Performance on Sony images¶
class ValDataset(Dataset):
def __init__(self, val_images, transform=None):
self.val_images = val_images
self.transform = transform
def __len__(self):
return len(self.val_images)
def __getitem__(self, idx):
val_image = self.val_images[idx]
if self.transform:
val_image = self.transform(val_image)
return val_image
def load_orig_images(directory, num_images):
images = []
files = os.listdir(directory)
# Ensure only image files are processed
image_files = [f for f in files if f.lower().endswith(('.png', '.jpg', '.jpeg'))]
for i, image_file in enumerate(image_files[:num_images]):
image_path = os.path.join(directory, image_file)
img = Image.open(image_path).convert('RGB')
img = transform(img).unsqueeze(0)
img = img.to(device)
images.append(img)
return images
sony_images = load_orig_images('../../sony_images/Validation', num_images=64)
sony_images_256 = load_images_from_directory('../../sony_images/Validation', num_images=64)
sony_dataset = ValDataset(sony_images_256.numpy(), transform)
sony_dataloader = DataLoader(sony_dataset, batch_size=batch_size, shuffle=True)
sony_val_images = next(iter(sony_dataloader))
sony_val_images = sony_val_images.to(device)
plot_image_grid(sony_val_images, "Sony Test Images")
def save_image(image, output_dir, filename):
if not os.path.exists(output_dir):
os.makedirs(output_dir)
tensor_image = image.detach().cpu()
# Rearrange to HWC format and scale to [0, 255]
image_np = np.transpose(tensor_image.numpy(), (1, 2, 0)) # Select the first image in batch and permute to HWC
image_np = (image_np * 255).clip(0, 255).astype(np.uint8)
img = Image.fromarray(image_np)
img = img.convert('RGB')
img.save(os.path.join(output_dir, filename))
for i,sony_img in tqdm(enumerate(sony_images), total=len(sony_images)):
test = trilinear_interpolation(tensor_lut, sony_img)
save_image(test[0], "test_images", f"test_lut{i}.jpg")

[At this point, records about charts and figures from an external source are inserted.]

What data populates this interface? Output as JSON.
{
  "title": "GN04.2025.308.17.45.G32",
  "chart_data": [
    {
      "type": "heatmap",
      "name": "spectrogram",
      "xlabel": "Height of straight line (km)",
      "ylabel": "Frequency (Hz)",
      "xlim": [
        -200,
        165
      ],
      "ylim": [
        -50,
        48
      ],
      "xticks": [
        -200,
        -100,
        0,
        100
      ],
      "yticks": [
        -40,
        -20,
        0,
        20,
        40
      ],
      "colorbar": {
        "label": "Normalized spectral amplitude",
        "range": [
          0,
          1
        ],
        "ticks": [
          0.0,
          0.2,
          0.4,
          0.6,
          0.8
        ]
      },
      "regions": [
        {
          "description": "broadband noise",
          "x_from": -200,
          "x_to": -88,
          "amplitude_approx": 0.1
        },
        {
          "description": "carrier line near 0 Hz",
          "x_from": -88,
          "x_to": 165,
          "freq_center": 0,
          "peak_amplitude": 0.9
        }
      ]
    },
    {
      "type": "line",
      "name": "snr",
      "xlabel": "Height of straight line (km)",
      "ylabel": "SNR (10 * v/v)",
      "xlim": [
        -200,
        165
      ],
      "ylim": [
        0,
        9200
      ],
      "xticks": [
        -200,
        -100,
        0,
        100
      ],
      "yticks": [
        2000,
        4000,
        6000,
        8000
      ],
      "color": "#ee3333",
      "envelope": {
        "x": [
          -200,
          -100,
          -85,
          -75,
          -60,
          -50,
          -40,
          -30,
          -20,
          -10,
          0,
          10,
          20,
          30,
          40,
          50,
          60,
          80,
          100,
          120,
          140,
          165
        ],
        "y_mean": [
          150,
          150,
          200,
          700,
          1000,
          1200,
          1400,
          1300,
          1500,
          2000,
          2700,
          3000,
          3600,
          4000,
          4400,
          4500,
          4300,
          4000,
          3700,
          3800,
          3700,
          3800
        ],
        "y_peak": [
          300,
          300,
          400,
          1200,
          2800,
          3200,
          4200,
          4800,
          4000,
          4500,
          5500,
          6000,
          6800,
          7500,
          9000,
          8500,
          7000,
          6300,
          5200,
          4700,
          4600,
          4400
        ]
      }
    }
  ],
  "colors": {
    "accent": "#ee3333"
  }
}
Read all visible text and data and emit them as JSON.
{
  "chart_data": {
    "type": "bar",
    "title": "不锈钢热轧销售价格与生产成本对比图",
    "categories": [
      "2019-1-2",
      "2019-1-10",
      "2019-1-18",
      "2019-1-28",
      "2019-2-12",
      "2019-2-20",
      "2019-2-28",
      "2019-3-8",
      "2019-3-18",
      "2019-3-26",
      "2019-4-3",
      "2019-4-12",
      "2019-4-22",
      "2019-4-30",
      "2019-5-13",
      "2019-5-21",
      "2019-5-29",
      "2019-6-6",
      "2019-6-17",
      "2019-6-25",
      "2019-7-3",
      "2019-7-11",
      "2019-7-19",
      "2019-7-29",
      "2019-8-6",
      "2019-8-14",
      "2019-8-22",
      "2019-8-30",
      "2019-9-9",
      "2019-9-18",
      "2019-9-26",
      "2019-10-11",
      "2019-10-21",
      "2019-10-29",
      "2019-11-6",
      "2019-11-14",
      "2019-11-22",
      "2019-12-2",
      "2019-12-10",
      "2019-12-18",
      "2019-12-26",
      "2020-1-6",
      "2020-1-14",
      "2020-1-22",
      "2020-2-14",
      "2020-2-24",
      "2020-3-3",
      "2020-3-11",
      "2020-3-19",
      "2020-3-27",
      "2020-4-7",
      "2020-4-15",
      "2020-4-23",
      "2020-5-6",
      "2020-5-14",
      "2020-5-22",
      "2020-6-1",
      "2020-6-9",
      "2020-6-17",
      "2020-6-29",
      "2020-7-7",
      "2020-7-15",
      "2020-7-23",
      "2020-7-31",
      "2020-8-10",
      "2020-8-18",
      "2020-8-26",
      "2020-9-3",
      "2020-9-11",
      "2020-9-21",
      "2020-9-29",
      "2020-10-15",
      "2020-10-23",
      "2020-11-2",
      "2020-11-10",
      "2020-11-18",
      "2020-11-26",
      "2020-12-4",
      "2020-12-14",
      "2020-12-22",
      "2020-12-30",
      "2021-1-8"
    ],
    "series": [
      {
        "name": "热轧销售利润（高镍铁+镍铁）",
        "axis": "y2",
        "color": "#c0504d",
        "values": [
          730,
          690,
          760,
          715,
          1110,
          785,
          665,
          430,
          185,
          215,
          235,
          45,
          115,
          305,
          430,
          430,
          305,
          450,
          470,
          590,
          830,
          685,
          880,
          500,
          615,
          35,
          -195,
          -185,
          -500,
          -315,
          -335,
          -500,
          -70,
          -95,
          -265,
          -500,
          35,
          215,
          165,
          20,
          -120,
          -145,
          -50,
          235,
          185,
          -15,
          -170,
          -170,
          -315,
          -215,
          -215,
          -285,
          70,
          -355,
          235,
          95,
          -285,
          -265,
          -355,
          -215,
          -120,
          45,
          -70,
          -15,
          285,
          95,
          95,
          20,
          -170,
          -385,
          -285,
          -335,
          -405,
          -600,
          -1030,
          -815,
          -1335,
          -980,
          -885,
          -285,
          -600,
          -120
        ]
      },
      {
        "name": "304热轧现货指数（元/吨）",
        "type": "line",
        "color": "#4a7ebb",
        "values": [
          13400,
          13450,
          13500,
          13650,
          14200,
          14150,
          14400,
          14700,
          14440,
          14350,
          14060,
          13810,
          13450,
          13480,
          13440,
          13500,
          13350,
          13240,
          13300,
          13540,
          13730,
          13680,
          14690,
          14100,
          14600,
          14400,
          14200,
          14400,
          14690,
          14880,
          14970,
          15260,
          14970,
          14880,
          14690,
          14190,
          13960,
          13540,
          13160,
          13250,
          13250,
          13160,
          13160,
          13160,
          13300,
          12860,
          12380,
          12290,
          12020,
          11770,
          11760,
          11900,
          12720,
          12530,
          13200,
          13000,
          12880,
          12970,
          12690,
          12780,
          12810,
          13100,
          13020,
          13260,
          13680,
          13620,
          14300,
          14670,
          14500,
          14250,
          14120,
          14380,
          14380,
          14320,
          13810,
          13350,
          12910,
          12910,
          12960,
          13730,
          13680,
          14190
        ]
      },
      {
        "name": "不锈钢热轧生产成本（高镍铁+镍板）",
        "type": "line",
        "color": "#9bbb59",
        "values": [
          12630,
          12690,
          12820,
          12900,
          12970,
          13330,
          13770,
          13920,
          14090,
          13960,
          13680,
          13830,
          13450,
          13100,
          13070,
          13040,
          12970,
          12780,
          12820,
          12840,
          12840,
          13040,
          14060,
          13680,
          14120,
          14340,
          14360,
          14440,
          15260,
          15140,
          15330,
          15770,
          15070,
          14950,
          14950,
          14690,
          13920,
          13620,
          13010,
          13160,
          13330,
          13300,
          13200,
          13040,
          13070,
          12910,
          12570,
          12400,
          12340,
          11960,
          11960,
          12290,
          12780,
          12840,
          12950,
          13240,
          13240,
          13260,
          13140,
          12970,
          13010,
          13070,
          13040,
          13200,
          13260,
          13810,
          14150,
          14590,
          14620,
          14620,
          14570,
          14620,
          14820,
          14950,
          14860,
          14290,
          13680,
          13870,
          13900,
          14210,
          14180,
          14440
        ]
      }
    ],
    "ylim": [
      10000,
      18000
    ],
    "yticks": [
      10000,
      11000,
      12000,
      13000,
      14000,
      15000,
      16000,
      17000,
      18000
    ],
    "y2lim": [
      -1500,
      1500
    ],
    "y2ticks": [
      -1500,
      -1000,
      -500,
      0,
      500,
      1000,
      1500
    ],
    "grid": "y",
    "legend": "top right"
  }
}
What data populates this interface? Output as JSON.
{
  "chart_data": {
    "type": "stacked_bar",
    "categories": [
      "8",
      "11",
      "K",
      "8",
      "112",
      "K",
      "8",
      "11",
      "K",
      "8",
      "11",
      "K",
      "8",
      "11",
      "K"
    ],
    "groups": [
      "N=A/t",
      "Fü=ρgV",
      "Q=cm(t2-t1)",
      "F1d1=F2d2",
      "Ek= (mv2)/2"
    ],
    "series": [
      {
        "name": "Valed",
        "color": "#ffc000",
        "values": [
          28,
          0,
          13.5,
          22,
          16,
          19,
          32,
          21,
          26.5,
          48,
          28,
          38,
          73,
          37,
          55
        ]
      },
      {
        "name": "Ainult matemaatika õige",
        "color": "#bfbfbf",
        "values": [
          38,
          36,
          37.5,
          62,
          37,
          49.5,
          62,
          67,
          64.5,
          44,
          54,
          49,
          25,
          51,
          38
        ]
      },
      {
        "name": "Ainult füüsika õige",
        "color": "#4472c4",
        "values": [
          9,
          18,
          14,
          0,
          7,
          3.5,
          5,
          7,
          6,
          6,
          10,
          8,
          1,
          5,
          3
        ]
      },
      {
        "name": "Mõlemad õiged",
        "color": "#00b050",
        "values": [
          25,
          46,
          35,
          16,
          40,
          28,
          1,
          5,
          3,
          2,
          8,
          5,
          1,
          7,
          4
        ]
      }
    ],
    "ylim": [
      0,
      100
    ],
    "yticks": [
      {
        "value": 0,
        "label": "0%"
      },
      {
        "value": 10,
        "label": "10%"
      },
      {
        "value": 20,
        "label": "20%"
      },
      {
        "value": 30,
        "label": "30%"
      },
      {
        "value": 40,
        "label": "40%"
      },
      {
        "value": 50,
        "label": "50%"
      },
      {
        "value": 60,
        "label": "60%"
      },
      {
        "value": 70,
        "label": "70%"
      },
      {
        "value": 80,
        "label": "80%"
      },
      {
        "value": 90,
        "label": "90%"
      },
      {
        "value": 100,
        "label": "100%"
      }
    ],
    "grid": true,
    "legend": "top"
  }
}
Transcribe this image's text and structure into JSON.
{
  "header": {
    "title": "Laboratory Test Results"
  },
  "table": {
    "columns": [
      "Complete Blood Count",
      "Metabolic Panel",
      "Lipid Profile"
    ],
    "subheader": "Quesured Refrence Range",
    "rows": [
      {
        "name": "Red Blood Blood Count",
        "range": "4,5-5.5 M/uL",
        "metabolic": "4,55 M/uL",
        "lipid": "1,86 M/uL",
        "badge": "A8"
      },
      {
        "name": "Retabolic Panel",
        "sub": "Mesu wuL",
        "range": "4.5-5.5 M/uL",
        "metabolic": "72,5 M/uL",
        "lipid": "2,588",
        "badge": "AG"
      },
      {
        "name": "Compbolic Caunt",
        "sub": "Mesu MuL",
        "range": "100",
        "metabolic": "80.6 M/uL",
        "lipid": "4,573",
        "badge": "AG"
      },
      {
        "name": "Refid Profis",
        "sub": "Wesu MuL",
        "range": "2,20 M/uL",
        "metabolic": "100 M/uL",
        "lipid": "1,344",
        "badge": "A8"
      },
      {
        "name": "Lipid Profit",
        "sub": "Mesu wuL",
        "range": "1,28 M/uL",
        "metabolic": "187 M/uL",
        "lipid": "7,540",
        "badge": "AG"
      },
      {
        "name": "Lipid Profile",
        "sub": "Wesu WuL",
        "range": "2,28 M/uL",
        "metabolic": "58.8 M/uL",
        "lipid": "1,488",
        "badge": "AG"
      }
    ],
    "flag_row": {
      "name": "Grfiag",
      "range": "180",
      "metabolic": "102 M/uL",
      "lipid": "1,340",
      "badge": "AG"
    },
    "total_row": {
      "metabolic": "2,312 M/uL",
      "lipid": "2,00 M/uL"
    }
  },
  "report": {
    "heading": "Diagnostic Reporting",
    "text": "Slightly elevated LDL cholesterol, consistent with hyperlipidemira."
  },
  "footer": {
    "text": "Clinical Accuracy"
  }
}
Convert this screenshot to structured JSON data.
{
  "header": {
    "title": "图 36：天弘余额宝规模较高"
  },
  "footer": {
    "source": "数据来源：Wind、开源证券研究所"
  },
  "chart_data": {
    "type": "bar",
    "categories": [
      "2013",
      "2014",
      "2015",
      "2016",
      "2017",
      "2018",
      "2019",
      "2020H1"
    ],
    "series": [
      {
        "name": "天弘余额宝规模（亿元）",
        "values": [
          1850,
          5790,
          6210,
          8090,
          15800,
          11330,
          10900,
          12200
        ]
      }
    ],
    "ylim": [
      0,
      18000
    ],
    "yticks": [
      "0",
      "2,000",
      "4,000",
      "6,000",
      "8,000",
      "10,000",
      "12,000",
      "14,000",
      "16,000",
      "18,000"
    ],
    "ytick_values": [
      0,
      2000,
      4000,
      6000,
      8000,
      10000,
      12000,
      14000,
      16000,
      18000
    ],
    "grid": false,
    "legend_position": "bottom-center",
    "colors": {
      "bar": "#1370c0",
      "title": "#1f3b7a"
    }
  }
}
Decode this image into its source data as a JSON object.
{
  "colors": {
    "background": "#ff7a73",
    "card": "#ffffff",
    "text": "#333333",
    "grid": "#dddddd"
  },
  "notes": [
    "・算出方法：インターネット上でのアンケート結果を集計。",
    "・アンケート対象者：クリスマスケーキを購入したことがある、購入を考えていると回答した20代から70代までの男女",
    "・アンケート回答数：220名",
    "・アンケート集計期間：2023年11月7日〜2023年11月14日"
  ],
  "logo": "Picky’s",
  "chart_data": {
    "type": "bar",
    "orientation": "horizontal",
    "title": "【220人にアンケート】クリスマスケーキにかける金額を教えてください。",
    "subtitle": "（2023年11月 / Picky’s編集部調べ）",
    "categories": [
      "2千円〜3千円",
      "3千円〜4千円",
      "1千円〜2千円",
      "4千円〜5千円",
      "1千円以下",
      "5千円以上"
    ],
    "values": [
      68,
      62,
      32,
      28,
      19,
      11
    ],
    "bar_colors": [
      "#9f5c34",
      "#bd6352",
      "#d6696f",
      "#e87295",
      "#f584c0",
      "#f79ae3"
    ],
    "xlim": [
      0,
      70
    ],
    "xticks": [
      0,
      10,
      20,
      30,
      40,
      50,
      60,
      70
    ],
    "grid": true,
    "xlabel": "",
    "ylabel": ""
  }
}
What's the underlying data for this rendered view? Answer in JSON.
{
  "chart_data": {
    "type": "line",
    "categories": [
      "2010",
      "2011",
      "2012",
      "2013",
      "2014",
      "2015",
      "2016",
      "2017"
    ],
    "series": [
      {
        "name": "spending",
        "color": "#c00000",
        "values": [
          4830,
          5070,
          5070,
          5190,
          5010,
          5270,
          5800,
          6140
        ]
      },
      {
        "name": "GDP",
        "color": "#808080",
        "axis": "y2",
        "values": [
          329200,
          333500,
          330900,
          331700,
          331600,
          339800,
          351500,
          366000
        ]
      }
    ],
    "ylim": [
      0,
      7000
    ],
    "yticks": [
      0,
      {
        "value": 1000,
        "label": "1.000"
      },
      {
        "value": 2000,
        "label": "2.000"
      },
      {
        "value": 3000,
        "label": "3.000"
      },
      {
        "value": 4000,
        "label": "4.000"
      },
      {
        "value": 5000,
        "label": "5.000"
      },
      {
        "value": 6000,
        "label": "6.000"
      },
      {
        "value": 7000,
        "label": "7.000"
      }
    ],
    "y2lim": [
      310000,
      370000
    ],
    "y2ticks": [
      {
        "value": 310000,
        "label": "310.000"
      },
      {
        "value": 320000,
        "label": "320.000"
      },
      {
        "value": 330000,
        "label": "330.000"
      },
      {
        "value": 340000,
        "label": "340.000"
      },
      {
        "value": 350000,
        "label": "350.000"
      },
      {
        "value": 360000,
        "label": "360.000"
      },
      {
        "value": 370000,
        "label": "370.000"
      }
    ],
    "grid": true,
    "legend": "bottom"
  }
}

for i,sony_img in tqdm(enumerate(sony_images), total=len(sony_images)):
test = trilinear_interpolation(eval_model(sony_val_images[i].unsqueeze(0))[1], sony_img)
save_image(test[0], "test_images", f"test_model{i}.jpg")
edited_images_lut = trilinear_interpolation(tensor_lut_batch, sony_val_images.to(device))
edited_images_model, luts = eval_model(sony_val_images.to(device))
plot_image_grid(edited_images_lut, "Edited Images with calculated LUT")
plot_image_grid(edited_images_model, "Edited Images with Model")
Conclusion¶
The training took just 39 seconds. In comparison to that the conventional calculation with the darktable LUT generator took 13 minutes and 55 seconds. The MSE on the training images was 0.0031 for the model and 0.0042 for the conventionally calculated LUT. In addition to that, we compared the edited Sony images side by side to compare the smoothness of color transitions and search for unwanted artifacts. In general, the color transitions seem to be smoother with the images edited by our model, further information on that can be found in our paper. As the training time of the model was drastically shorter than the time taken for the conventional calculation and the model outperforms the conventionally calculated LUT on both the MSE on the training images and on the visual comparison based on test images, we can conclude that it is not only possible to calculate 3D LUTs with CNNs, but is also, according to these results, the preferable method.